Greece will be the guinea pig on which the new European surveillance mechanisms will be tested. The European inspectors will be especially strict, more so than Poul Thomsen. They’ll have to convince Berlin and the markets that they’re not the stereotypical European organization that just pushes around countries that are undergoing adjustment programs. Europeans will be demanding on issues of structural reforms. They will not tolerate the derailment or undoing of any part of an ongoing program.

In Athens, the government is eager to celebrate the final exit from the memorandum next August. It’s in for a rude awakening.

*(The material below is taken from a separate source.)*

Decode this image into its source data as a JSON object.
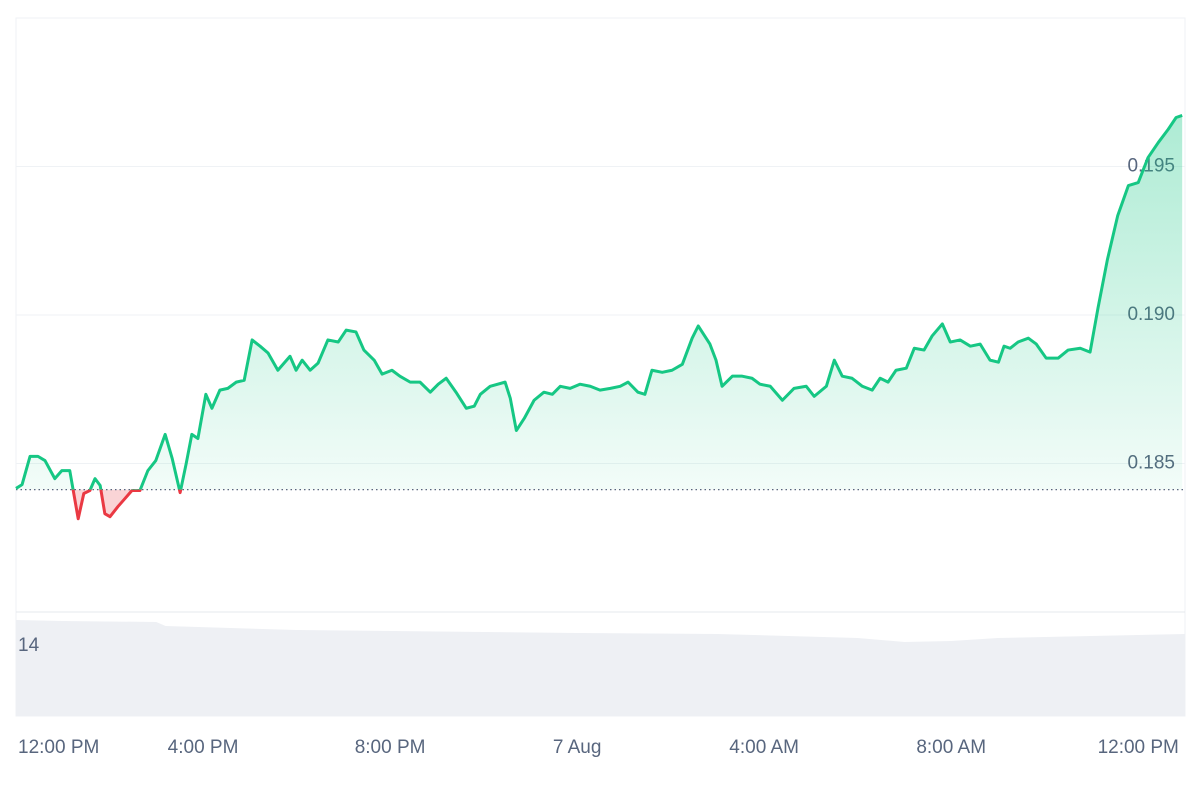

Sure, we’ll exit the memorandum, but will we be able to handle another equally suffocating control framework? Supervision won’t simply stop next August, because by then, the new supervision of all European countries, especially ours, through an EMF will have begun.

Whoever is dreaming of a goodbye party after which agreed measures will be overturned is indeed in a very deep sleep. It’s hard to see how we’ll get a free pass if we go back to our old ways.

It would be a destructive error for Prime Minister Alexis Tsipras to start celebrating Greece’s exit from memorandums now. Next year Greece will have to show that it is capable of combining fiscal self-discipline with major reforms. Always hard to please, the markets will be waiting to see if the new European supervisors or anyone else is thinking of investing in Greece.

I fear some of us have not yet understood this and are rushing to celebrate prematurely. At some point, the prime minister will understand this new reality. He will have to show whether he can survive in it or if it will seem in insurmountable challenge, in which case, if Greece’s recent habits are anything to go by, he’ll back down and let the next lot have a go and trip themselves up.